La novela de Losada narra la
historia de Livia, una veinteañera que aspira a convertirse en escritora y que
recibe el encargo por parte de la editorial donde trabaja de escribir las
memorias de Ada, una adusta octogenaria recluida desde hace años en un vetusto
caserón segoviano con vistas a la Sierra de Guadarrama. Livia, que carga con la
mochila emocional de su reciente orfandad, hallará en sus entrevistas con Ada
no solamente una catarsis para su vacío, sino también el impulso que necesitaba
para escribir su novela al sentirse hondamente interpelada.
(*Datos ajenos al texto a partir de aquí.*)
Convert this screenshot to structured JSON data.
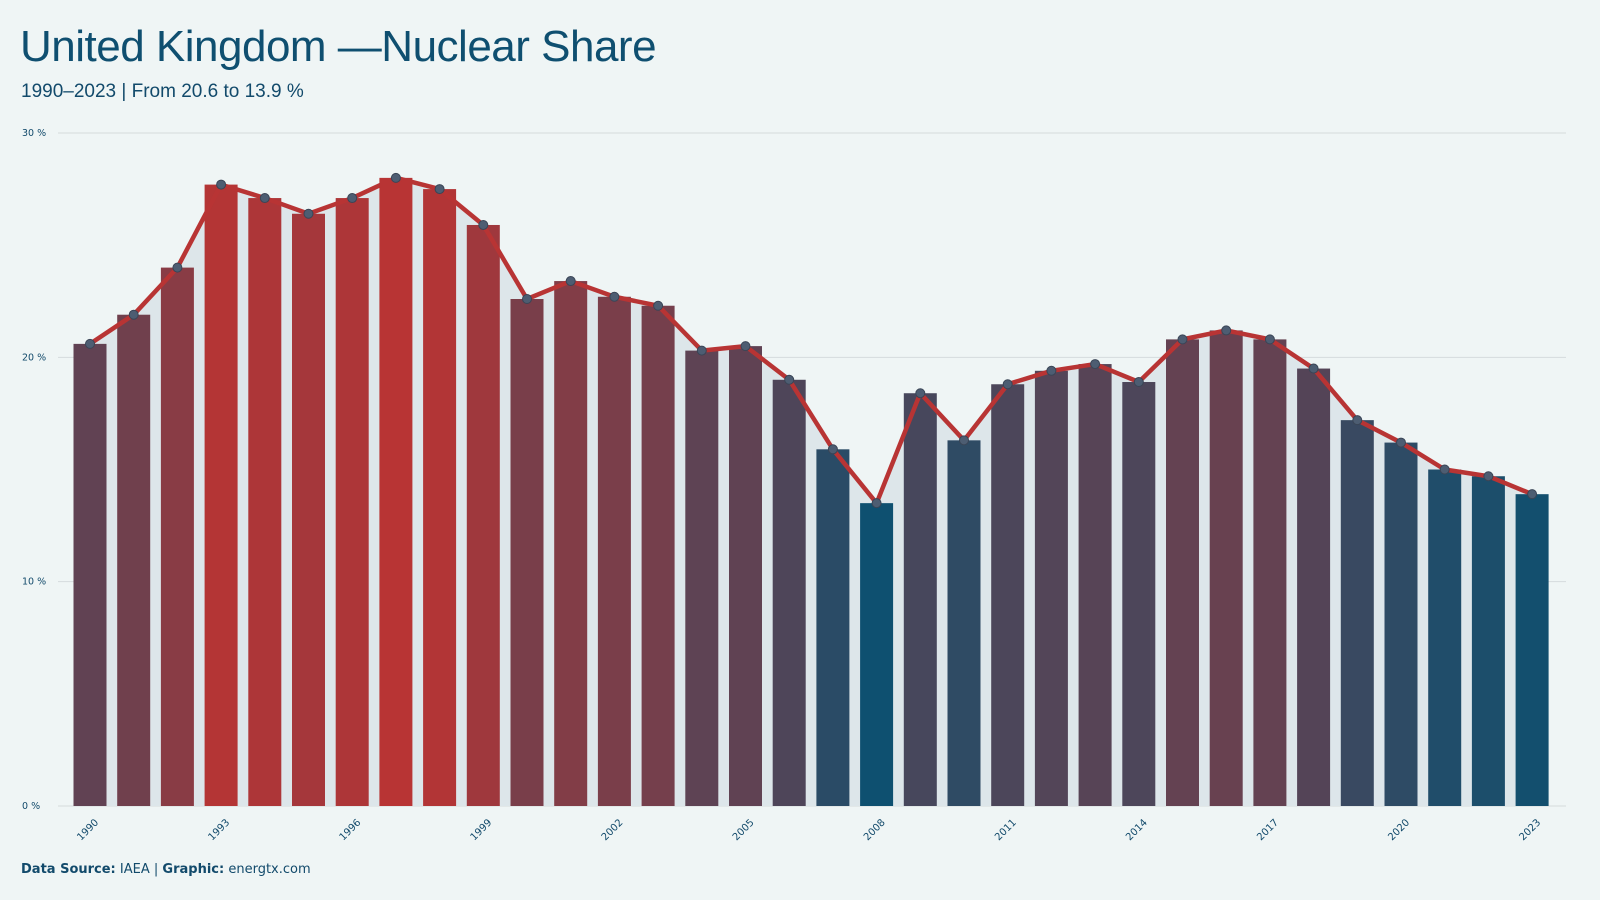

Las conversaciones
entre Livia y Ada, que desembocarán en una sorprendente genealogía, devienen
para el lector en una literatura de carácter confesional e intimista que a mí
me recordó, en estilo y tono, a Retahílas,
la novela de Carmen Martín Gaite. La referencia no es baladí. Bogdan, el
personaje que cuida de Ada y con la que mantiene una relación ambigua, llega a
llamar a la anciana “la reina de las nieves”, y en el ubicuifacio del final del
libro, el historiador Eduardo Juárez sugiere sin decirlo explícitamente la
deuda literaria con la escritora salmantina, lo que no es poca cosa. La prosa
reposada y la relegación de la trama argumental son, en sí mismas, poéticas que
la propia Ada defiende en muchas de sus intervenciones metaliterarias.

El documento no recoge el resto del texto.